Maîtrisant l'art de la variation infime sur le même thème, le réalisateur compose une atmosphère ambivalente, qui oscille entre le loufoque inquiétant et l'étrange poétique. Des scènes quotidiennes presque plaisantes laissent soudainement entrevoir un abime d'horreur, comme cette séquence de restaurant où le spectateur réalise que la femme de Bun n'existe que dans son imagination. Le réalisateur négocie alors quelques instants de grâce (une virée échevelée en moto) et s'engage sur la voie du surnaturel.
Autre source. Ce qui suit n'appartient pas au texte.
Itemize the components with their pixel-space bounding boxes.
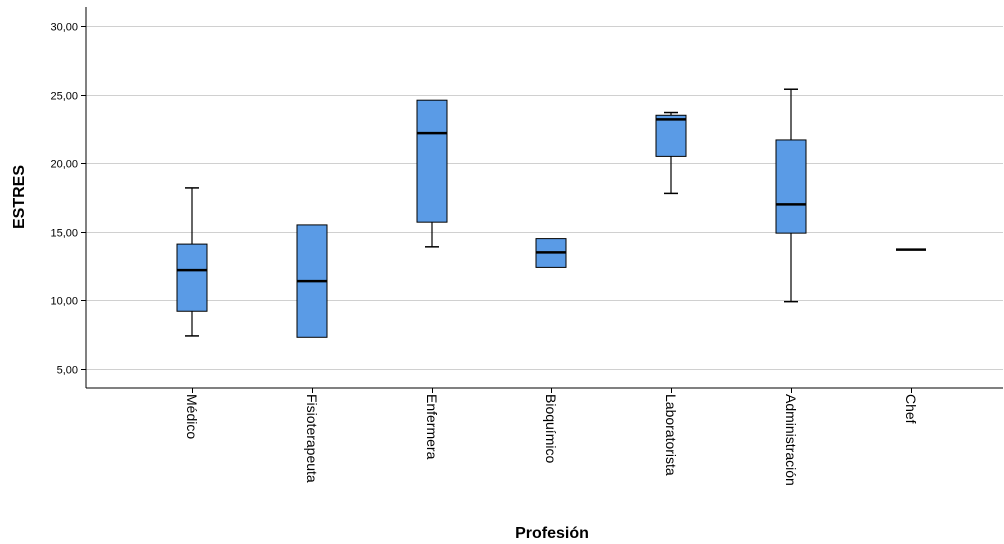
iqr-box bbox=[775, 139, 807, 234]
box-6 bbox=[775, 88, 807, 303]
x-tick-label: Bioquímico bbox=[543, 394, 559, 463]
box-1 bbox=[176, 187, 208, 337]
x-tick-label: Laboratorista bbox=[663, 394, 679, 476]
box-4 bbox=[535, 238, 567, 268]
y-tick-label: 15,00 bbox=[50, 228, 78, 240]
gridlines bbox=[86, 26, 1003, 370]
box-3 bbox=[416, 99, 448, 248]
y-tick-label: 30,00 bbox=[50, 22, 78, 34]
y-tick-label: 10,00 bbox=[50, 296, 78, 308]
plot-area bbox=[86, 7, 1003, 388]
y-tick-label: 25,00 bbox=[50, 91, 78, 103]
x-tick-label: Chef bbox=[903, 394, 919, 424]
y-axis-title: ESTRES bbox=[11, 165, 28, 229]
iqr-box bbox=[176, 243, 208, 312]
box-5 bbox=[655, 111, 687, 195]
box-2 bbox=[296, 224, 328, 338]
y-ticks: 5,00 10,00 15,00 20,00 25,00 30,00 bbox=[50, 22, 86, 377]
boxes bbox=[176, 88, 926, 338]
iqr-box bbox=[416, 99, 448, 223]
x-tick-label: Fisioterapeuta bbox=[304, 394, 320, 483]
y-tick-label: 20,00 bbox=[50, 159, 78, 171]
x-axis-title: Profesión bbox=[515, 525, 589, 542]
x-tick-label: Administración bbox=[783, 394, 799, 486]
y-tick-label: 5,00 bbox=[57, 365, 78, 377]
iqr-box bbox=[655, 114, 687, 157]
x-tick-label: Médico bbox=[184, 394, 200, 439]
x-tick-label: Enfermera bbox=[424, 394, 440, 460]
x-tick-labels: Médico Fisioterapeuta Enfermera Bioquímico L… bbox=[184, 388, 919, 486]
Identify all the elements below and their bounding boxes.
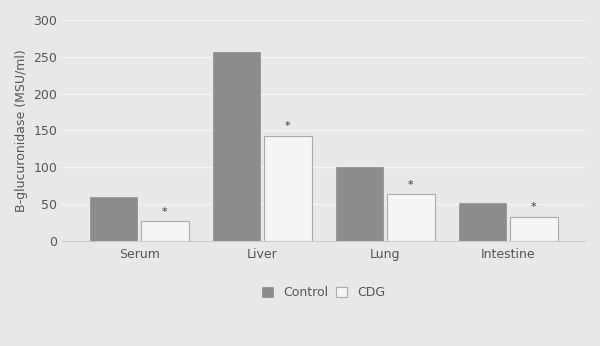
Bar <box>458 202 506 241</box>
Y-axis label: B-glucuronidase (MSU/ml): B-glucuronidase (MSU/ml) <box>15 49 28 212</box>
Text: *: * <box>531 202 536 212</box>
Bar <box>335 167 383 241</box>
Bar <box>264 136 311 241</box>
Bar <box>387 194 434 241</box>
Bar <box>212 52 260 241</box>
Text: *: * <box>162 207 167 217</box>
Bar <box>141 221 188 241</box>
Text: *: * <box>408 180 413 190</box>
Bar <box>510 217 557 241</box>
Bar <box>89 197 137 241</box>
Legend: Control, CDG: Control, CDG <box>258 282 389 303</box>
Text: *: * <box>285 121 290 131</box>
Resté seul avec la femme "invisible" de son partenaire, Ho engage la conversation. Surpris, le serveur lui demande s'il peut la voir. Et lui de répondre : "J'essaie". Tout est dans cette tentative maladroite pour voir ce qui existe peut-être, de même que par la suite, il essaiera de comprendre ce qui, sans doute, n'est pas compréhensible. Plus le film avance, et plus Johnnie To joue de la frontière fragile entre croyance et savoir. Ho ne sait pas s'il dîne avec un fantôme, mais il a envie d'y croire.
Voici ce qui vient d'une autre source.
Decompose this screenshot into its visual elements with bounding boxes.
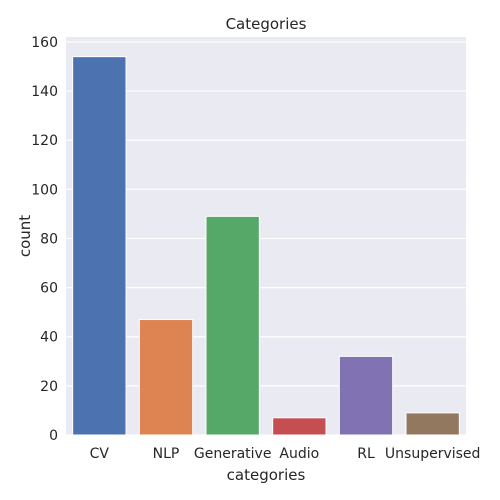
x-tick-label: Generative [194, 446, 272, 462]
x-tick-label: Unsupervised [385, 446, 481, 462]
bar-cv [72, 56, 127, 436]
bars [72, 56, 460, 436]
y-tick-label: 160 [31, 35, 58, 51]
y-axis-label: count [16, 215, 34, 257]
y-tick-label: 60 [40, 281, 58, 297]
x-tick-label: CV [90, 446, 110, 462]
y-tick-label: 40 [40, 330, 58, 346]
x-tick-labels: CV NLP Generative Audio RL Unsupervised [90, 446, 481, 462]
y-tick-label: 100 [31, 182, 58, 198]
y-tick-label: 20 [40, 379, 58, 395]
bar-nlp [138, 319, 194, 436]
bar-generative [205, 215, 260, 436]
y-tick-label: 80 [40, 231, 58, 247]
chart-title: Categories [226, 15, 307, 33]
y-tick-label: 0 [49, 428, 58, 444]
plot-area [66, 37, 466, 435]
bar-unsupervised [405, 412, 460, 436]
bar-rl [338, 355, 394, 436]
x-tick-label: Audio [279, 446, 319, 462]
y-tick-label: 120 [31, 133, 58, 149]
bar-audio [272, 417, 327, 436]
x-tick-label: NLP [153, 446, 180, 462]
x-tick-label: RL [357, 446, 375, 462]
x-axis-label: categories [227, 466, 306, 484]
y-tick-labels: 0 20 40 60 80 100 120 140 160 [31, 35, 58, 444]
gridlines [66, 41, 466, 436]
y-tick-label: 140 [31, 84, 58, 100]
Même chose pour les étranges méthodes de Bun. Sont-elles une simple invention de son esprit malade ou une réalité qui dépasse ceux qui l'entoure ? Ces esprits qu'il croie voir, et nomme "démons", sont-ils réellement un reflet de la personnalité de ceux qu'il observe ou une manifestation de sa propre intériorité ? A moins qu'ils ne soient en définitive qu'un symptôme supplémentaire de son état psychotique et délirant ? Malin, et cynique, To ne tranche pas, laissant le spectateur dans un trouble toujours plus grand. Même sa séquence finale est une manière de brouiller définitivement les pistes, au propre comme au figuré : le survivant d'un carnage, penché sur les cadavres de ses amis et ennemis, n'en finit plus de déterminer à qui il attribuera l'arme du crime et comment il départagera les rôles. De qui faire un héros posthume ? Qui condamner au déshonneur éternel ? La vérité est une notion bien relative…

Noirceur bien humaine

Plus ambigu que jamais, le réalisateur propose finalement une lecture à niveaux multiples de son intrigue : le polar, la quête personnelle, le questionnement du vrai et du faux, et au-delà, une réflexion pas tendre sur l'être humain, symbolisée par les "visions" de Bun et la rapide évolution de Ho, acculé au pire pour sauver sa tête. Très métaphoriquement, ce dernier passe en effet d'enfant craintif (tel qu'il apparaît au départ aux yeux de son coéquipier) à executive woman froide et calculatrice, nouvelle facette de sa personnalité soucieuse de privilégier son intérêt personnel au détriment de la justice et de la légalité. La loyauté chère aux héros traditionnels du film noir en est pour ses frais ! Le cinéma du Hongkongais nous a certes habitué à démystifier l'autorité (PTU, Breaking news…), mais ici, c'est à l'être humain dans sa globalité que s'en prend Johnnie To.

Pour lui, la noirceur est clairement part de l'âme humaine, et contribue même sans doute à la parcelle d'humanité en chacun de nous. Bun, qu'il soit un voyant génial ou un fou furieux, ne nous serait pas si complètement accessible s'il ne prouvait pas, à la toute fin du film, son appartenance à la grande famille humaine. En abandonnant sa pureté obsessionnelle, il commet le sacrifice ultime qui lui permet de trouver la paix auprès de ses semblables. Dans le même temps, il emporte son secret avec lui, ôtant toute chance à une quelconque vérité d'éclater. Et l'on devine, en contre-champ, le sourire narquois et énigmatique de Johnnie To.